Step 8: Share and iterate
The monitoring agent runs independently. The team sees alerts in Slack only when something needs attention. Over time:
- The baseline gets smarter as it accumulates data
- The known issues list grows as the team marks recurring issues as expected
- The thresholds get tuned based on real alert quality
If a team member wants to investigate manually, they can query the tools directly from their AI client:
"Show me all errors from the payment service in the last 4 hours."
"Get the details on Sentry issue #6234 -- what's the stack trace?"
"How does today's error rate compare to the baseline for the api-gateway dataset?"
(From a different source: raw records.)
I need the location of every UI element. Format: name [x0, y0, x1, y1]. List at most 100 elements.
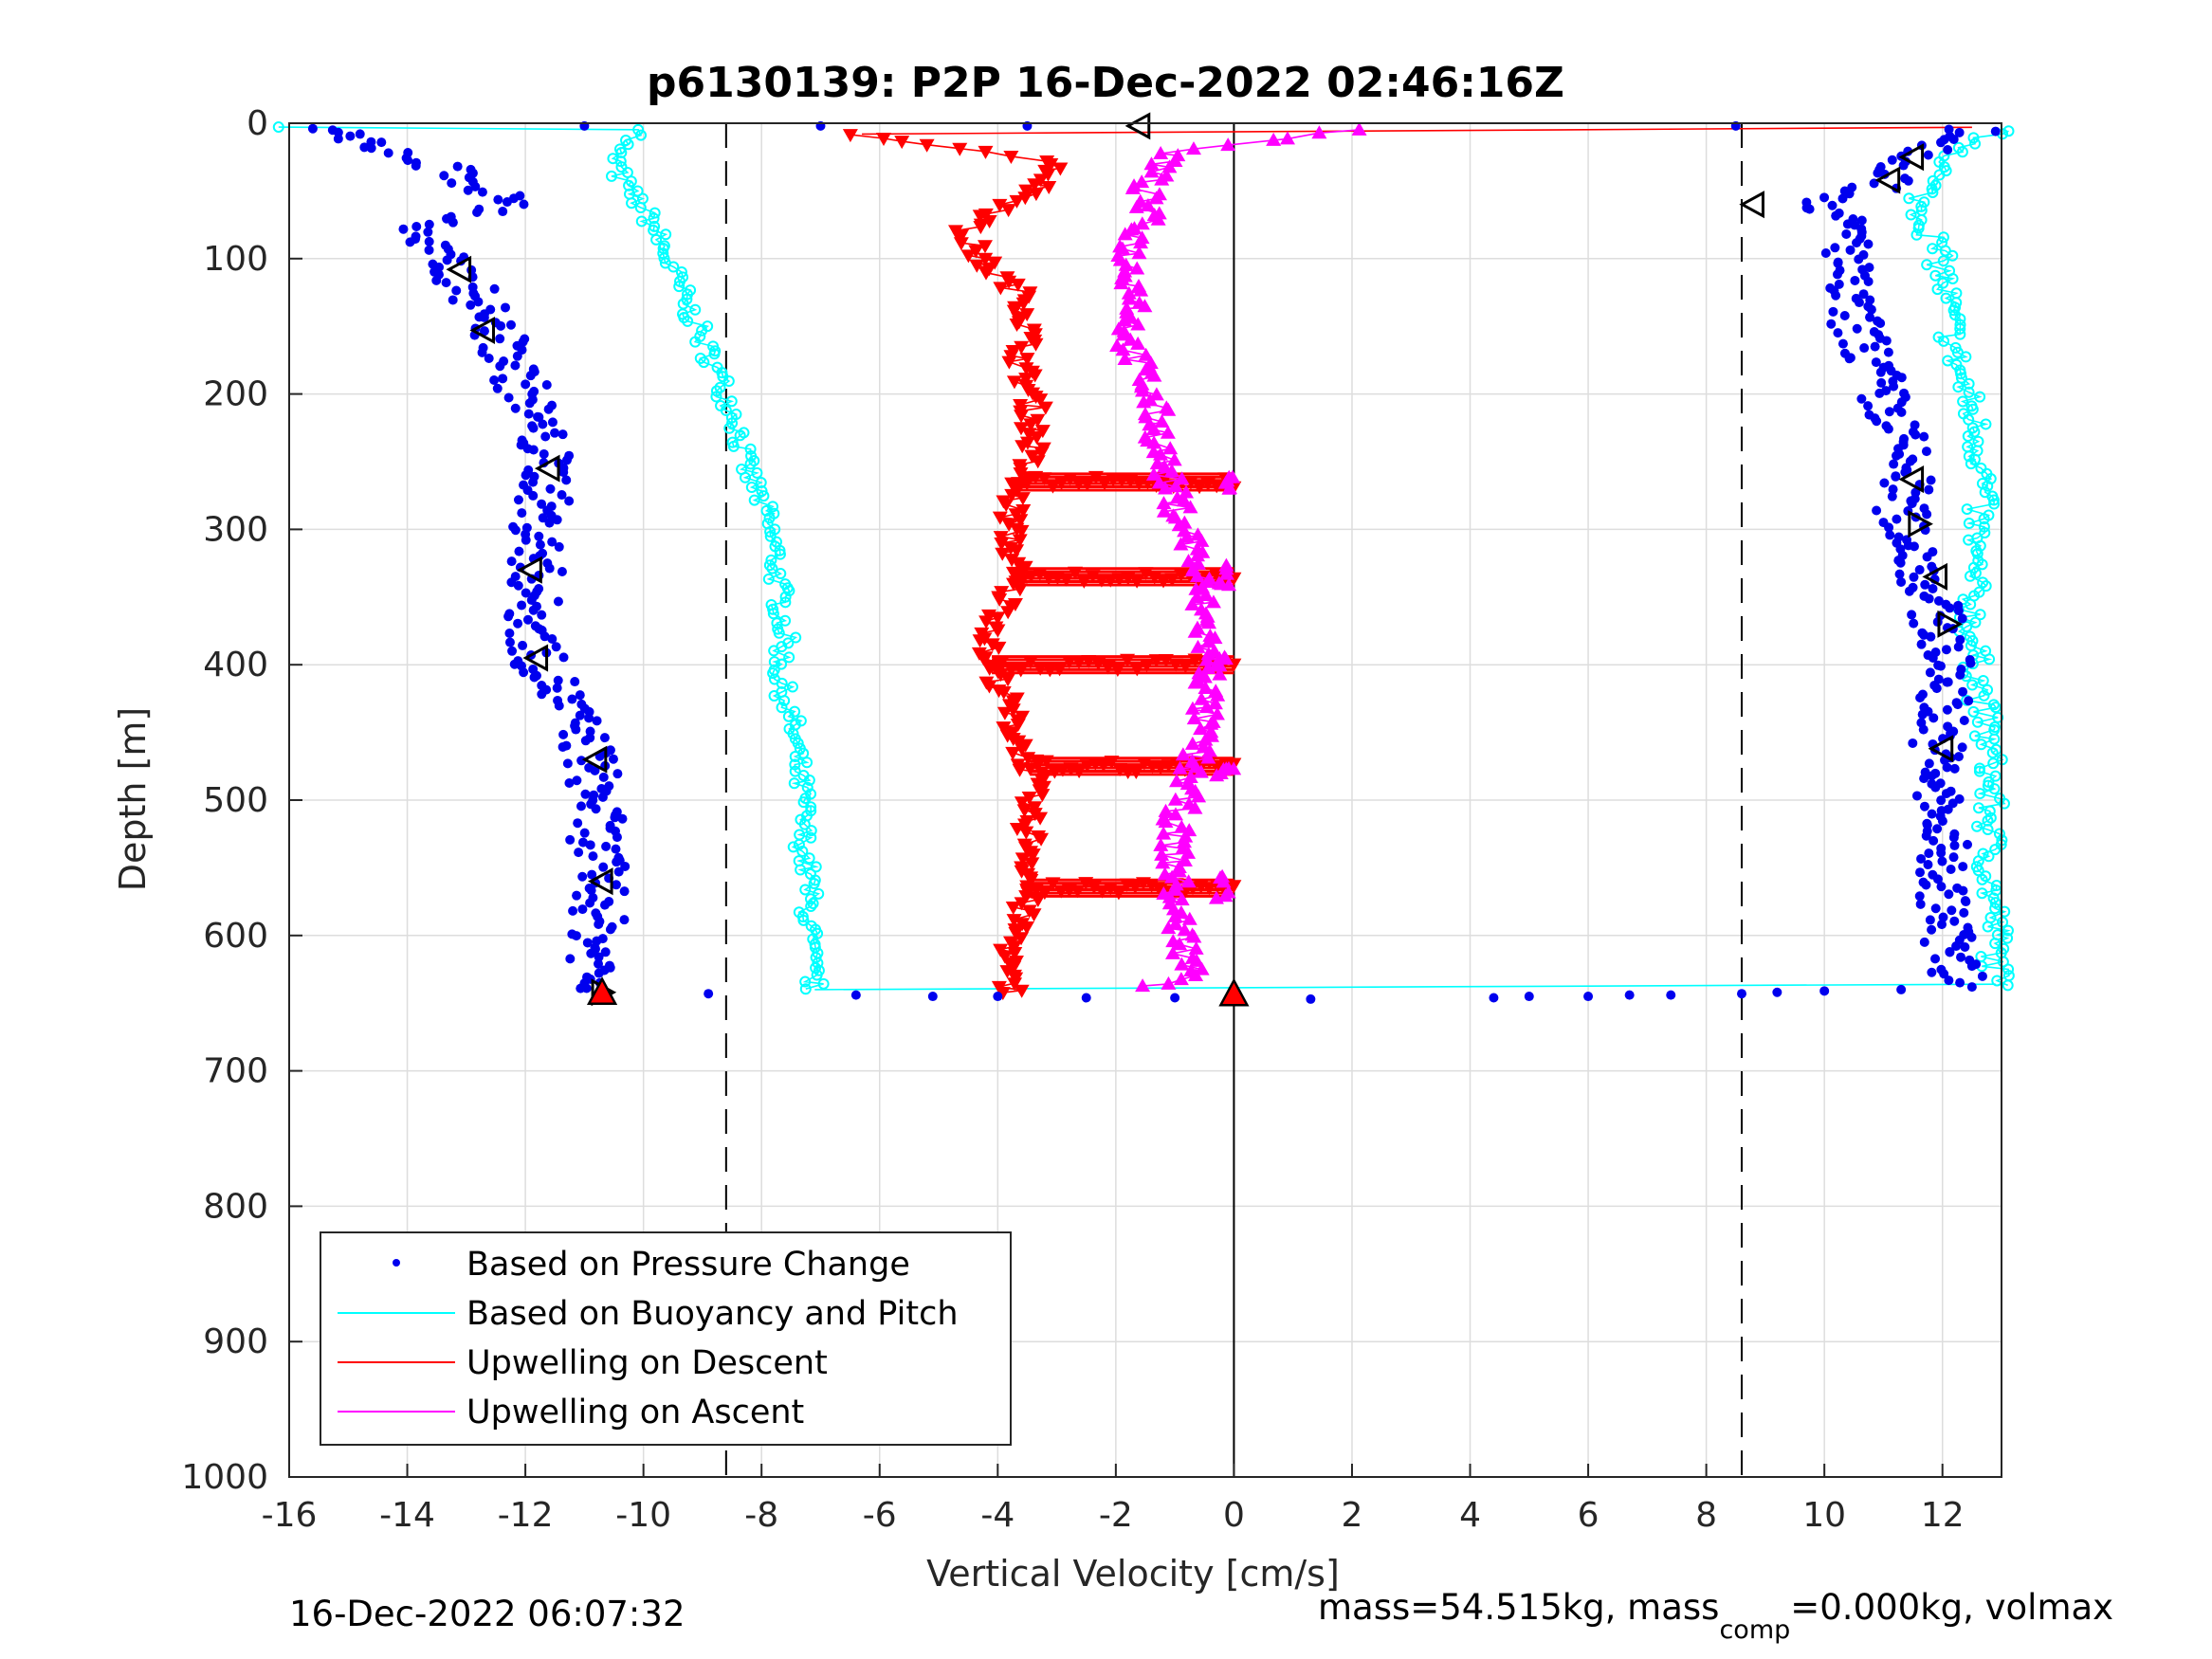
pressure-change-point	[1937, 856, 1947, 866]
pressure-change-point	[1937, 816, 1947, 827]
y-tick-label: 100	[203, 240, 268, 279]
descent-point	[978, 615, 995, 629]
pressure-change-point	[1919, 431, 1929, 442]
descent-point	[1037, 401, 1053, 415]
pressure-change-point	[1872, 416, 1882, 427]
buoyancy-point	[1978, 689, 1990, 702]
pressure-change-point	[574, 848, 584, 858]
pressure-change-point	[1856, 215, 1867, 226]
pressure-change-point	[493, 194, 503, 205]
x-tick-label: 8	[1695, 1496, 1717, 1535]
buoyancy-point	[1963, 518, 1975, 530]
descent-point	[1014, 742, 1030, 757]
pressure-change-point	[513, 618, 523, 629]
pressure-change-point	[1917, 709, 1928, 720]
pressure-change-point	[1933, 595, 1944, 606]
pressure-change-point	[1852, 238, 1862, 248]
ascent-point	[1194, 691, 1210, 705]
buoyancy-point	[614, 155, 627, 168]
buoyancy-point	[803, 852, 815, 865]
buoyancy-point	[1947, 249, 1959, 262]
pressure-change-point	[1928, 583, 1938, 593]
pressure-change-point	[544, 563, 555, 574]
reference-lines	[724, 123, 1743, 1477]
pressure-change-point	[1907, 610, 1917, 620]
descent-point	[1015, 297, 1032, 311]
buoyancy-point	[790, 631, 802, 644]
y-tick-label: 0	[247, 104, 268, 143]
pressure-change-point	[525, 371, 536, 381]
buoyancy-point	[2002, 963, 2015, 975]
pressure-change-point	[612, 769, 623, 779]
pressure-change-point	[503, 611, 514, 622]
buoyancy-point	[1937, 231, 1949, 244]
descent-point	[1006, 304, 1022, 319]
pressure-change-point	[1930, 782, 1941, 793]
red-triangle-marker	[1218, 977, 1250, 1007]
buoyancy-point	[1972, 802, 1984, 814]
pressure-change-point	[577, 837, 588, 848]
buoyancy-point	[1910, 228, 1923, 241]
left-triangle-marker	[581, 745, 608, 774]
pressure-change-point	[553, 596, 563, 607]
descent-point	[1128, 765, 1144, 779]
pressure-change-point	[571, 931, 581, 941]
pressure-change-point	[1925, 667, 1935, 678]
ascent-point	[1124, 180, 1141, 194]
ascent-point	[1179, 529, 1195, 543]
ascent-point	[1167, 882, 1183, 896]
ascent-point	[1200, 750, 1216, 764]
descent-point	[1021, 472, 1037, 486]
pressure-change-point	[529, 672, 539, 683]
ascent-point	[1190, 639, 1206, 653]
pressure-change-point	[608, 754, 618, 764]
legend-swatch-pressure	[393, 1259, 400, 1267]
x-tick-label: 12	[1921, 1496, 1965, 1535]
pressure-change-point	[592, 716, 602, 726]
pressure-change-point	[1926, 631, 1936, 642]
ascent-point	[1143, 164, 1160, 178]
descent-point	[990, 611, 1006, 626]
ascent-point	[1188, 967, 1204, 981]
descent-point	[1015, 492, 1031, 506]
descent-point	[1033, 811, 1049, 826]
descent-point	[960, 249, 977, 264]
pressure-change-point	[538, 513, 548, 523]
buoyancy-point	[1982, 779, 1994, 792]
descent-point	[1041, 181, 1057, 195]
pressure-change-point	[510, 360, 521, 371]
pressure-change-point	[1936, 848, 1947, 858]
descent-point	[842, 129, 858, 143]
descent-point	[1182, 476, 1198, 490]
pressure-change-point	[1923, 150, 1933, 160]
descent-point	[981, 215, 997, 229]
ascent-point	[1162, 441, 1179, 455]
pressure-change-point	[1889, 459, 1899, 469]
footer-timestamp: 16-Dec-2022 06:07:32	[289, 1594, 685, 1634]
pressure-change-point	[538, 419, 548, 429]
ascent-point	[1121, 291, 1137, 305]
pressure-change-point	[447, 178, 457, 189]
descent-point	[995, 547, 1011, 561]
buoyancy-point	[763, 559, 776, 572]
buoyancy-point	[799, 983, 812, 995]
buoyancy-point	[1989, 844, 2002, 856]
buoyancy-point	[1988, 783, 2001, 795]
pressure-change-point	[1945, 603, 1955, 613]
buoyancy-point	[1982, 480, 1994, 492]
buoyancy-point	[1977, 576, 1989, 589]
buoyancy-point	[720, 405, 732, 417]
pressure-change-point	[591, 804, 601, 814]
ascent-point	[1197, 681, 1214, 695]
ascent-point	[1167, 908, 1183, 922]
left-triangle-marker	[469, 316, 496, 345]
buoyancy-point	[767, 667, 779, 680]
pressure-change-point	[1874, 388, 1885, 398]
pressure-change-point	[927, 992, 938, 1002]
pressure-change-point	[1915, 867, 1926, 878]
buoyancy-point	[751, 466, 763, 479]
ascent-point	[1135, 978, 1151, 993]
descent-point	[1078, 877, 1094, 891]
ascent-point	[1134, 216, 1150, 230]
pressure-change-point	[547, 537, 558, 547]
The same tools the agent uses are available for ad-hoc investigation. The agent handles the routine monitoring. Humans handle the judgment calls.
What you built
You now have an automated log monitoring system:
- Axiom and Sentry tools that pull structured log and error data on demand
- Baseline tracking with persistent state that learns what "normal" looks like for your systems
- A scheduled agent that runs every hour, compares current metrics to baseline, and alerts only on genuine anomalies
- A daily summary agent that posts a 24-hour overview for the morning standup
- Tunable thresholds that the team adjusts through conversation as they learn what matters
- Ad-hoc access so anyone can query logs and errors from their AI client when investigating an issue
The team went from scanning hundreds of log emails a day to reviewing a handful of targeted Slack alerts. The agent handles the noise. The team handles the signal.